The basic dependencies are in requirements.txt, but to enable the actual backend, install the following additionally:

  • MoveNet / MediaPipe (Pose)
python3 -m pip install mediapipe
  • Whisper (faster_whisper recommended)
python3 -m pip install faster-whisper
  • Torch + STGCN model (recommended: CPU or CUDA environment)
python3 -m pip install torch
# Prepare the STGCN model in TorchScript format and set the path to the environment variable VIDEO_ANALYSIS_STGCN_MODEL.
export VIDEO_ANALYSIS_STGCN_MODEL=/path/to/stgcn_model.pt

2) Environment variables/settings

  • VIDEO_ANALYSIS_WHISPER_MODEL : Whisper model name (e.g. tiny)
  • VIDEO_ANALYSIS_WHISPER_DEVICE : cpu or cuda.
  • VIDEO_ANALYSIS_STGCN_MODEL : TorchScript model path.

Or add settings to Docs/video_analysis_config.yaml or settings.*.yaml.
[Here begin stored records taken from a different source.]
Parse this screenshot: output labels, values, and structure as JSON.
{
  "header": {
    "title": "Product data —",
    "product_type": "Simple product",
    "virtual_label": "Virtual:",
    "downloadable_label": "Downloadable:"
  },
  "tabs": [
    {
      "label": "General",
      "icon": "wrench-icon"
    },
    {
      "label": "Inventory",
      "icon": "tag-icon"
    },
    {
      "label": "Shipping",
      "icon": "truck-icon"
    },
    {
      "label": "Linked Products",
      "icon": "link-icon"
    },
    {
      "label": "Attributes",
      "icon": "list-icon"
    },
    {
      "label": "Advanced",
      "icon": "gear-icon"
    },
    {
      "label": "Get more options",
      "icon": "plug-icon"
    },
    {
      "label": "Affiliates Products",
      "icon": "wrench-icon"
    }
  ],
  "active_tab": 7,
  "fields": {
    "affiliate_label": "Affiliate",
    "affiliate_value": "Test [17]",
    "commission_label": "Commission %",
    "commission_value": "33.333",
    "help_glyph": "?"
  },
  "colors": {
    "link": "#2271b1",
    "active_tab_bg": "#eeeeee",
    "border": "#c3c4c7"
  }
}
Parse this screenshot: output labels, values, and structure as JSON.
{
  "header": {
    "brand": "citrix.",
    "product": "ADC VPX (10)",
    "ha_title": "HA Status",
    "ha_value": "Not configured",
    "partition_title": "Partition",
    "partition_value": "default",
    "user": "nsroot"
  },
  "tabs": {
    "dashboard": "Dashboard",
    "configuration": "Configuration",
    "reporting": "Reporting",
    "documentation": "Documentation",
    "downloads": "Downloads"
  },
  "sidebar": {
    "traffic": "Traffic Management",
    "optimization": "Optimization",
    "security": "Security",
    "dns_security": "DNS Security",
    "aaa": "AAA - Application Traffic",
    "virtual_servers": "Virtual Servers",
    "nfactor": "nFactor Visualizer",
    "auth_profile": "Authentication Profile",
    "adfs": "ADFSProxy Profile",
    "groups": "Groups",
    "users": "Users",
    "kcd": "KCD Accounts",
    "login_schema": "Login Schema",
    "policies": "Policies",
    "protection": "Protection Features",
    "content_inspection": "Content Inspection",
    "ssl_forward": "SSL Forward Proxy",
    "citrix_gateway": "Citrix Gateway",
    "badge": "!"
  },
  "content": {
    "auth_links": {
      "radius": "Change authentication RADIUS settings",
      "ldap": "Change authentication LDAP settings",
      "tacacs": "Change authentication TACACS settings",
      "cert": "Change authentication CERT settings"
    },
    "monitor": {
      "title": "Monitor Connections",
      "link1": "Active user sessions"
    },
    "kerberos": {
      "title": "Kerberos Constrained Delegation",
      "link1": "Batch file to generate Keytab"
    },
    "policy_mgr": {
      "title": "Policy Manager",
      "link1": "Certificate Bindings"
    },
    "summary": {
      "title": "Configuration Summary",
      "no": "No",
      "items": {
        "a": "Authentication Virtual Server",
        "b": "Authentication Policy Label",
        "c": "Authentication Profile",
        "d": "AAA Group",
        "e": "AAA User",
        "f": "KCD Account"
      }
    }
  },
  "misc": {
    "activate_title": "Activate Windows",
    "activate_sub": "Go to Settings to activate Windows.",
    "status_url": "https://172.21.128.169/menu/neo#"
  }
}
3) Operation confirmation (smoke)

You can list the available backends by running the following from the repository root:

python3 tools/smoke_backends.py

The output returns the available flag for each pose / action / asr.

4) Discovery in CI

Since it is not always possible to prepare a real GPU for CI, it is recommended that tools/smoke_backends.py only reports whether a real backend is available and does not make it a requirement.